Contando com 12 diferentes cores, esse instrumento apresenta as cores primárias (aquelas cores puras não resultantes de mistura), as cores secundárias (resultantes da mistura de cores primárias)  e cores terciárias (resultantes da união de cores primárias e secundárias).O que acontece é que encontramos na roda das cores exatamente as cores do espectro solar, partindo do vermelho, passando pelo laranja, o amarelo, o verde, o azul e chegando ao violeta. 

As cores  classificadas como primárias são o amarelo, o azul e o vermelho, enquanto as cores secundárias são o laranja, o verde e o violeta. Já as terciárias são as outras seis: turquesa (azul mais verde), carmim (vermelho mais violeta) e verde-limão (amarelo mais verde) e três outras sem nomes definidos decorrentes das misturas vermelho-laranja, amarelo-laranja e azul-violeta.As variantes mais escuras ou claras destas cores são obtidas ao se juntar preto (sombra) ou branco clareamento). Ainda se pode realizar a mistura da cor com cinza (saturação ou croma): quanto mais cinza tiver na cor, mais neutra ela se torna.

O círculo cromático também permite distinguir as cores frias, que são o violeta, o azul e o verde, e as cores quentes, que são o amarelo, o laranja e o vermelho. A aplicação das cores quentes e frias em um projeto deve levar em conta vários fatores. Por exemplo, a dimensão do espaço: se forem usadas cores quentes em ambientes pequenos, eles podem se tornar asfixiantes e opressores, enquanto, se os ambientes forem grandes e as cores frias, pode haver uma sensação de vazio e tristeza. Já a luz – natural ou artificial – deve ser levada em conta na escolha entre cores quentes ou frias, pois ela pode intensificar demais tanto as quentes ou as frias, ou seja, as quentes ficam mais quentes e as frias, mais frias. O ideal é que os ambientes que recebem menos luz natural sejam aquecidos com cores quentes e aqueles que recebem mais luz natural sejam refrescados com cores frias.  

Existe ainda uma longa lista de cores neutras, composta por branco, preto, marrom, creme, bege, cinza e todas as suas diferentes tonalidades que, precisamente devido à sua neutralidade, são extremamente versáteis. Combinam com praticamente todas as outras cores da roda e são um excelente ponto de partida para quem está iniciando na decoração ou não quer arriscar muito. Com as cores neutras, é fácil aquecer a divisão com tons mais quentes ou refrescá-la com tons mais frios.
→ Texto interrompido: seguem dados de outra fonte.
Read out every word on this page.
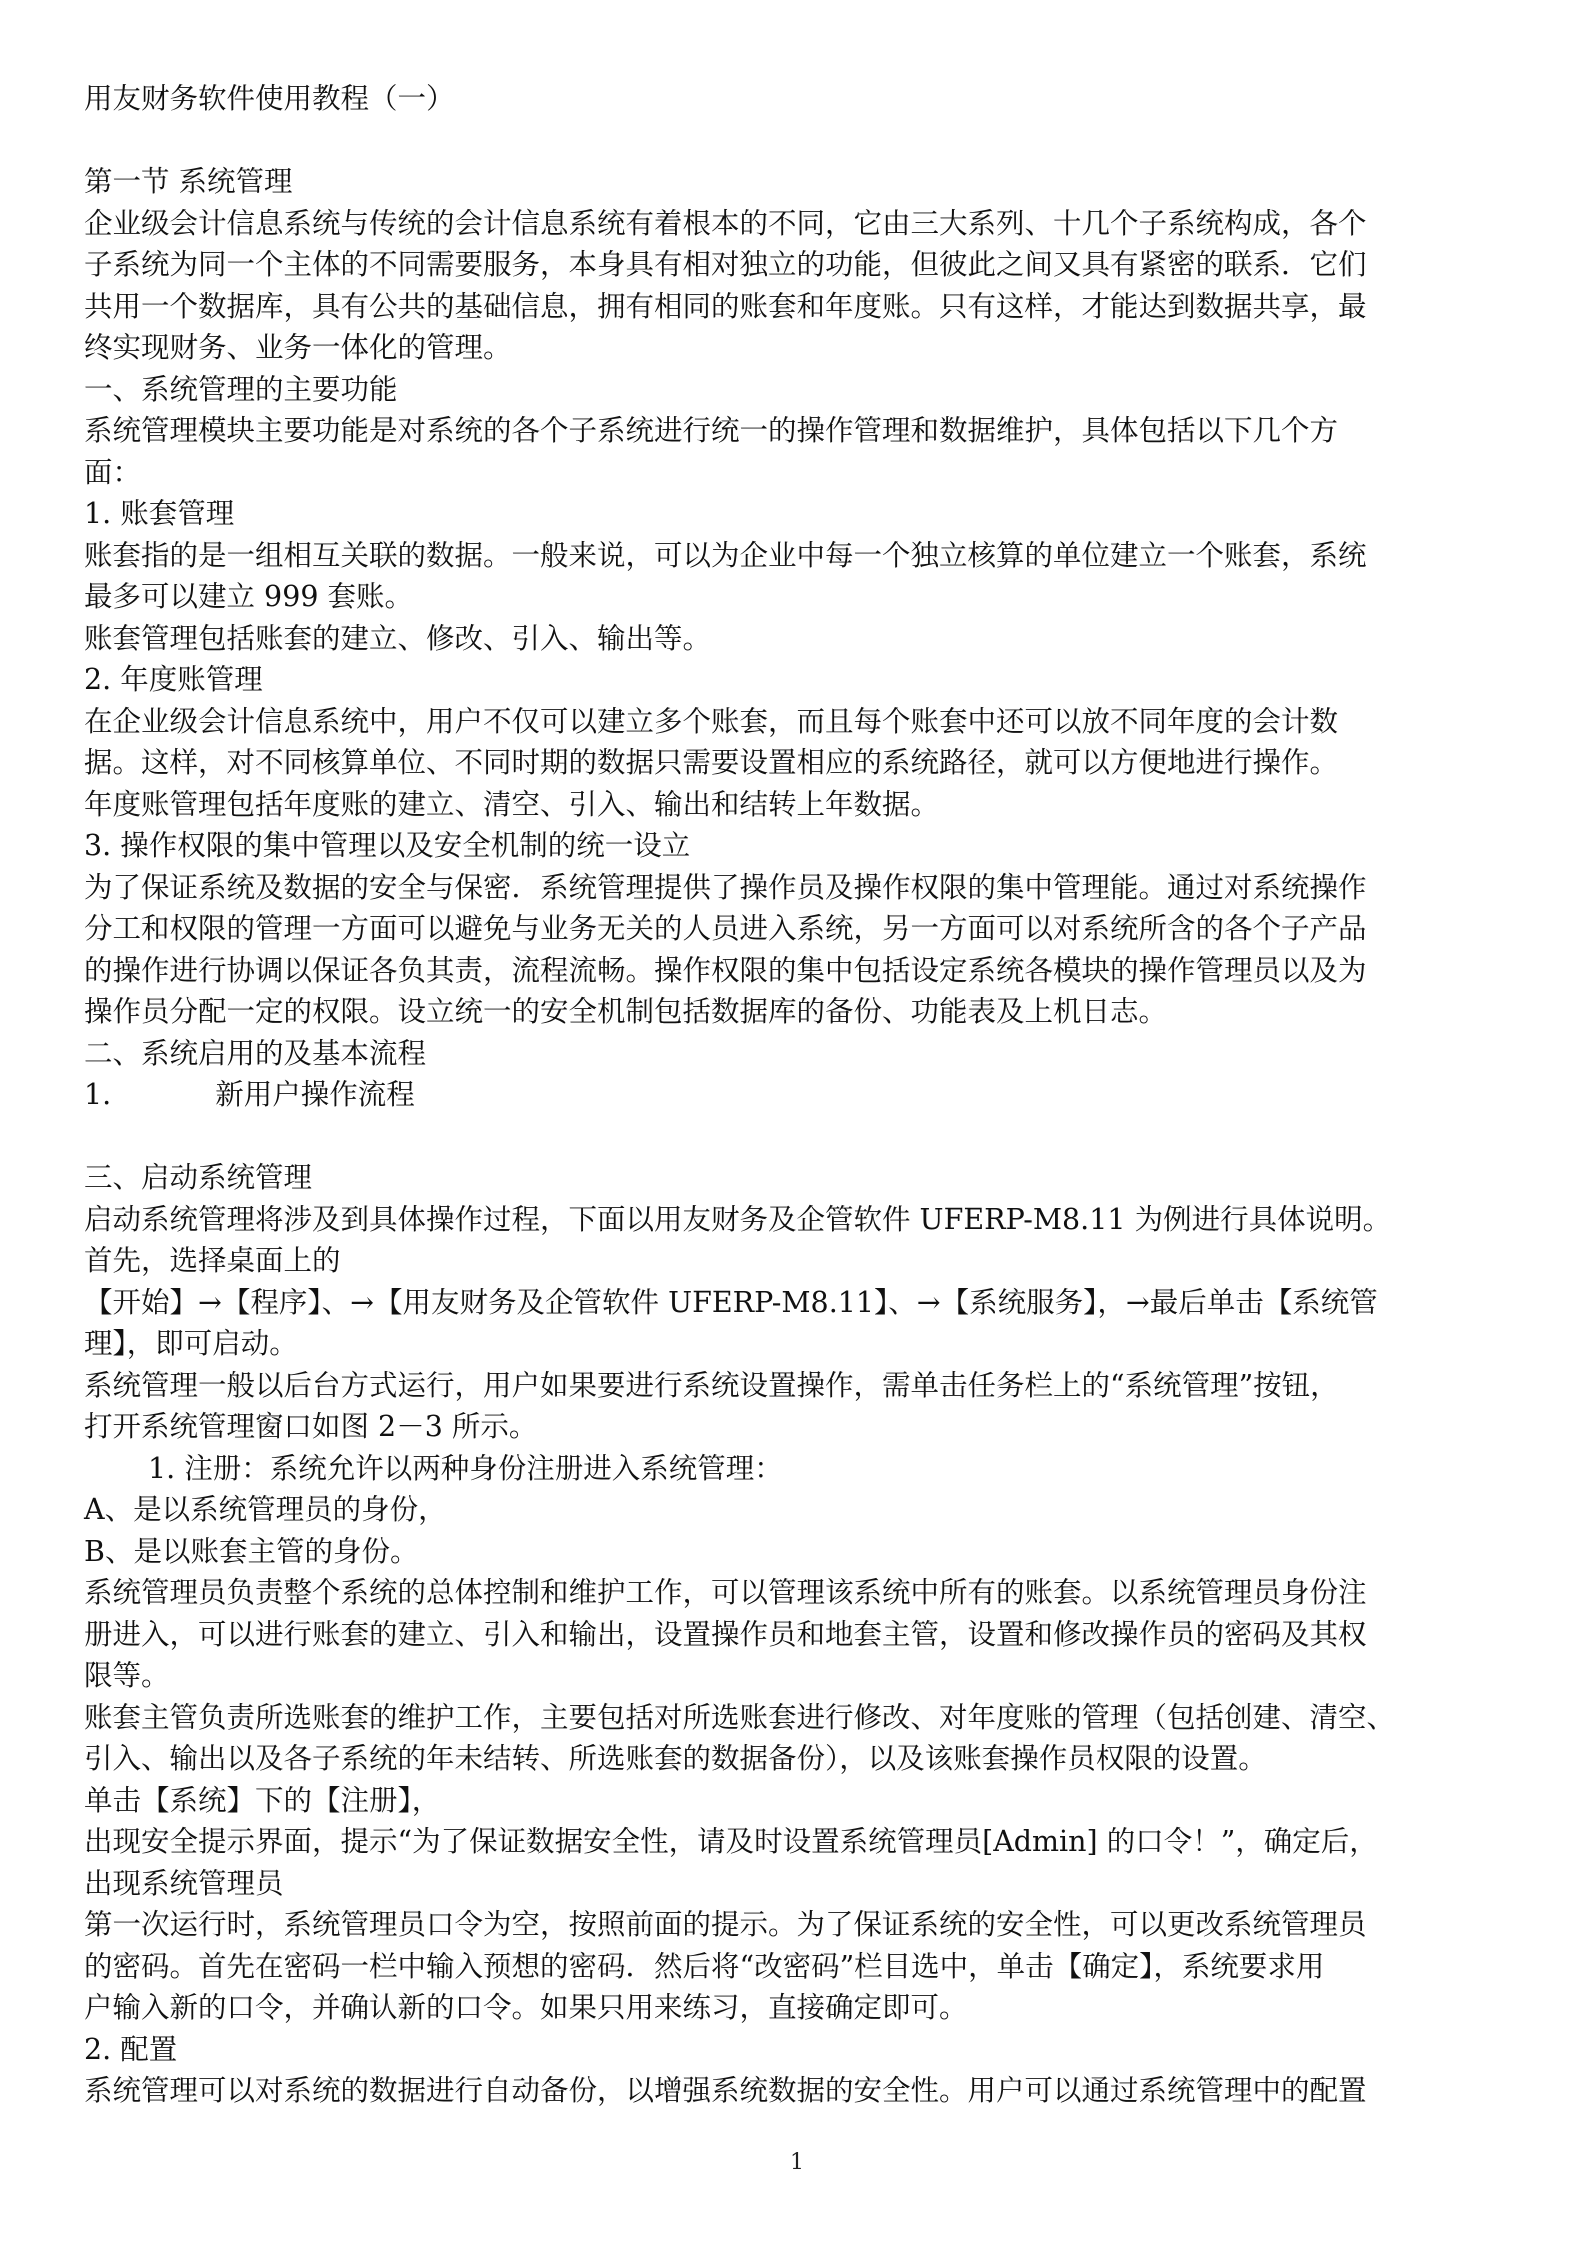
用友财务软件使用教程（一）
第一节 系统管理
企业级会计信息系统与传统的会计信息系统有着根本的不同，它由三大系列、十几个子系统构成，各个
子系统为同一个主体的不同需要服务，本身具有相对独立的功能，但彼此之间又具有紧密的联系．它们
共用一个数据库，具有公共的基础信息，拥有相同的账套和年度账。只有这样，才能达到数据共享，最
终实现财务、业务一体化的管理。
一、系统管理的主要功能
系统管理模块主要功能是对系统的各个子系统进行统一的操作管理和数据维护，具体包括以下几个方
面：
1. 账套管理
账套指的是一组相互关联的数据。一般来说，可以为企业中每一个独立核算的单位建立一个账套，系统
最多可以建立 999 套账。
账套管理包括账套的建立、修改、引入、输出等。
2. 年度账管理
在企业级会计信息系统中，用户不仅可以建立多个账套，而且每个账套中还可以放不同年度的会计数
据。这样，对不同核算单位、不同时期的数据只需要设置相应的系统路径，就可以方便地进行操作。
年度账管理包括年度账的建立、清空、引入、输出和结转上年数据。
3. 操作权限的集中管理以及安全机制的统一设立
为了保证系统及数据的安全与保密．系统管理提供了操作员及操作权限的集中管理能。通过对系统操作
分工和权限的管理一方面可以避免与业务无关的人员进入系统，另一方面可以对系统所含的各个子产品
的操作进行协调以保证各负其责，流程流畅。操作权限的集中包括设定系统各模块的操作管理员以及为
操作员分配一定的权限。设立统一的安全机制包括数据库的备份、功能表及上机日志。
二、系统启用的及基本流程
1.	新用户操作流程
三、启动系统管理
启动系统管理将涉及到具体操作过程，下面以用友财务及企管软件 UFERP-M8.11 为例进行具体说明。
首先，选择桌面上的
【开始】→【程序】、→【用友财务及企管软件 UFERP-M8.11】、→【系统服务】，→最后单击【系统管
理】，即可启动。
系统管理一般以后台方式运行，用户如果要进行系统设置操作，需单击任务栏上的“系统管理”按钮，
打开系统管理窗口如图 2－3 所示。
1. 注册：系统允许以两种身份注册进入系统管理：
A、是以系统管理员的身份，
B、是以账套主管的身份。
系统管理员负责整个系统的总体控制和维护工作，可以管理该系统中所有的账套。以系统管理员身份注
册进入，可以进行账套的建立、引入和输出，设置操作员和地套主管，设置和修改操作员的密码及其权
限等。
账套主管负责所选账套的维护工作，主要包括对所选账套进行修改、对年度账的管理（包括创建、清空、
引入、输出以及各子系统的年未结转、所选账套的数据备份），以及该账套操作员权限的设置。
单击【系统】下的【注册】，
出现安全提示界面，提示“为了保证数据安全性，请及时设置系统管理员[Admin] 的口令！”，确定后，
出现系统管理员
第一次运行时，系统管理员口令为空，按照前面的提示。为了保证系统的安全性，可以更改系统管理员
的密码。首先在密码一栏中输入预想的密码．然后将“改密码”栏目选中，单击【确定】，系统要求用
户输入新的口令，并确认新的口令。如果只用来练习，直接确定即可。
2. 配置
系统管理可以对系统的数据进行自动备份，以增强系统数据的安全性。用户可以通过系统管理中的配置
1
Assim, mais importante do que saber qual é a melhor cor para cada ambiente da casa é lembrar que cada caso é um caso, envolvendo vários fatores como dimensão do espaço, luz, função do ambiente e a própria personalidade do morador, entre outros. Isso porque uma pessoa muito estressada ou nervosa pode ser negativamente afetada por cores quentes e precisar de cores frias para conseguir mais serenidade e relaxamento.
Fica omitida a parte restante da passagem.